Mainstream media is full of sensible injunctions when it comes to dealing with individual cases. Don’t mock or belittle believers. Offer facts and reasoned argument. Don’t force things; leave them space to climb down in their own time. Meanwhile, others say we must regulate the output of social media giants, so that they don’t continue to turn conspiracy sparks into raging infernos.
This is all reasonable enough. But in the end conspiracy theories won’t be defeated by reasoned argument. Belief in QAnon is akin to a religious practice; something taken on faith, worn as a badge of identity, and not amenable to reason.
What we need, then, is an alternative story. One that lands at the same pre-rational level. More specifically, we need a Big and Emotionally Satisfying Story that makes sense of the world we now live in, and points the way towards a brighter future.
There’s a name for the domain of human activity meant to give rise to such stories. It’s politics. And it’s here that we arrive at the central failure that has fuelled the rise of QAnon.
Today’s big political narratives, offered by liberalism, conservatism, and even the mainstream environmental movement, do not make good sense of our lives. Mainstream politics, and particularly progressive politics, has failed to come up with a compelling explanation of the 21st-century, or to devise a compelling picture of an alternate, brighter future. Instead, we exist inside a kind of ideological whiteout, cleaving to old stories – about money, markets, rational choice, consumption – that were always shaky, and that became impossible to believe after 2009.
Humans abhor an explanatory vacuum. Faced with an absence of convincing explanations, it’s no wonder people have made up their own.
⚖️ Our new story must be founded in the truth
If we want to stop conspiracy theories such as QAnon, we need to develop new and compelling stories.
Stories that tell the truth about the world we live in, and the fictions upon which it is built. And stories that make clear a better future is possible, if only we reach for it.
No mainstream politician in 2020 is willing to say that much of the work done by ordinary citizens is unnecessary; that we can and should automate those jobs away, and pay those citizens to do something else, outside the mainstream economy. Or that nation states no longer make sense, because the key challenges we face in the decades ahead are borderless. Or that we must accept significant changes to our way of life if we are to prevent catastrophic global heating.

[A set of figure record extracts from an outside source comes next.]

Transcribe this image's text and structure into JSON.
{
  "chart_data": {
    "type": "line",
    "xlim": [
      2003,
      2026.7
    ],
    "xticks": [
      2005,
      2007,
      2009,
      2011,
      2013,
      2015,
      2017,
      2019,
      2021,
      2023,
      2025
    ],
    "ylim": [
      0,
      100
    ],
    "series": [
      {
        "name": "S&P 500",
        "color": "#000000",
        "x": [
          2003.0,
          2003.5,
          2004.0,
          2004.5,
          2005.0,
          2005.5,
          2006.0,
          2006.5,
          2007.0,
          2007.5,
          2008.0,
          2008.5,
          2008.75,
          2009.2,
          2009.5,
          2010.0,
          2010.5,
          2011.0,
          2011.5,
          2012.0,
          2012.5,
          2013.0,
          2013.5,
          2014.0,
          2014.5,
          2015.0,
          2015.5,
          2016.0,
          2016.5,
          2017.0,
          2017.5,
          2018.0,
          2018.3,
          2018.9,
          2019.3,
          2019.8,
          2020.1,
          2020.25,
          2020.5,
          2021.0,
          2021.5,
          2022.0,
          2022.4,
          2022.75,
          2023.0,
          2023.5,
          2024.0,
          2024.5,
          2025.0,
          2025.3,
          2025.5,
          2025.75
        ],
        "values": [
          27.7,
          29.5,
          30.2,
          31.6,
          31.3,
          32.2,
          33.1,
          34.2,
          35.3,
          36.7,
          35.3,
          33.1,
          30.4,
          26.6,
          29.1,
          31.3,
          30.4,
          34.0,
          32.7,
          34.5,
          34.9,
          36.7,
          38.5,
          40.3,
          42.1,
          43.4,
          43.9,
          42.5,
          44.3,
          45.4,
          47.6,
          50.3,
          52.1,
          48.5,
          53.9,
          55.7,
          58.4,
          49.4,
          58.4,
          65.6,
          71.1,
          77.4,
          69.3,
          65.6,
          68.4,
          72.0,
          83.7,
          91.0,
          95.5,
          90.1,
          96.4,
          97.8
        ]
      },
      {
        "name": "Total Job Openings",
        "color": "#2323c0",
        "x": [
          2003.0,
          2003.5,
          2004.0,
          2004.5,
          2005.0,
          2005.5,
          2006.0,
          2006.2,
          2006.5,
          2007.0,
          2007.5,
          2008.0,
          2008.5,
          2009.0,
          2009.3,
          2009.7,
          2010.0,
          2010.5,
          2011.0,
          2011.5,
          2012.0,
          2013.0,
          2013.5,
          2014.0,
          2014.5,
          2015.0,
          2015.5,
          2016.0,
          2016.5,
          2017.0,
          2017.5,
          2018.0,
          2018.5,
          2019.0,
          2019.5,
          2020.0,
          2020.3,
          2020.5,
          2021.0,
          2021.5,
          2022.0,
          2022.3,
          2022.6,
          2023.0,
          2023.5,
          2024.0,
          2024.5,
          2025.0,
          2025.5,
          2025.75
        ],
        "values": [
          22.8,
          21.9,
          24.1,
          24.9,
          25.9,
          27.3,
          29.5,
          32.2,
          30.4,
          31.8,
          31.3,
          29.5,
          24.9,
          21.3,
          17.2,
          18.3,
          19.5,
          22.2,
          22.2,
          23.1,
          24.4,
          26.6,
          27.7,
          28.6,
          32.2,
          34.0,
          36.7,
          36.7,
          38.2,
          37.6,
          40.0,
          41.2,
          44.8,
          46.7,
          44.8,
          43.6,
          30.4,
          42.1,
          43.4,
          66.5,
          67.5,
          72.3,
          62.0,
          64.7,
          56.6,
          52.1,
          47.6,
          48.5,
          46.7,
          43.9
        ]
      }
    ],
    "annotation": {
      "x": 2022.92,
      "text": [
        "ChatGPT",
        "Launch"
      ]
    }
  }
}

But the future for progressive politics – for a politics that counters the populists and conspiracy theorists – can only be through these truths. They must form the foundation of any vision of a better future: one in which work has been redefined, we have relinquished our dreams of infinite economic growth, and we are no longer sleepwalking towards environmental meltdown.
These truths will be hard to hear. But if we avoid them, people will continue to seek certainty elsewhere. If we build our system on a set of licensed fictions, we shouldn’t be surprised when some turn to unlicensed, fantasy-grade equivalents instead.
The solution is as simple as it is difficult. We must find new ways to tell the truth.
The truth is out there
Thanks for reading this week.
People embrace conspiracy theories in an attempt to make sense of a disorienting world. The impulse is universal; it’s just that they take a wrong turn.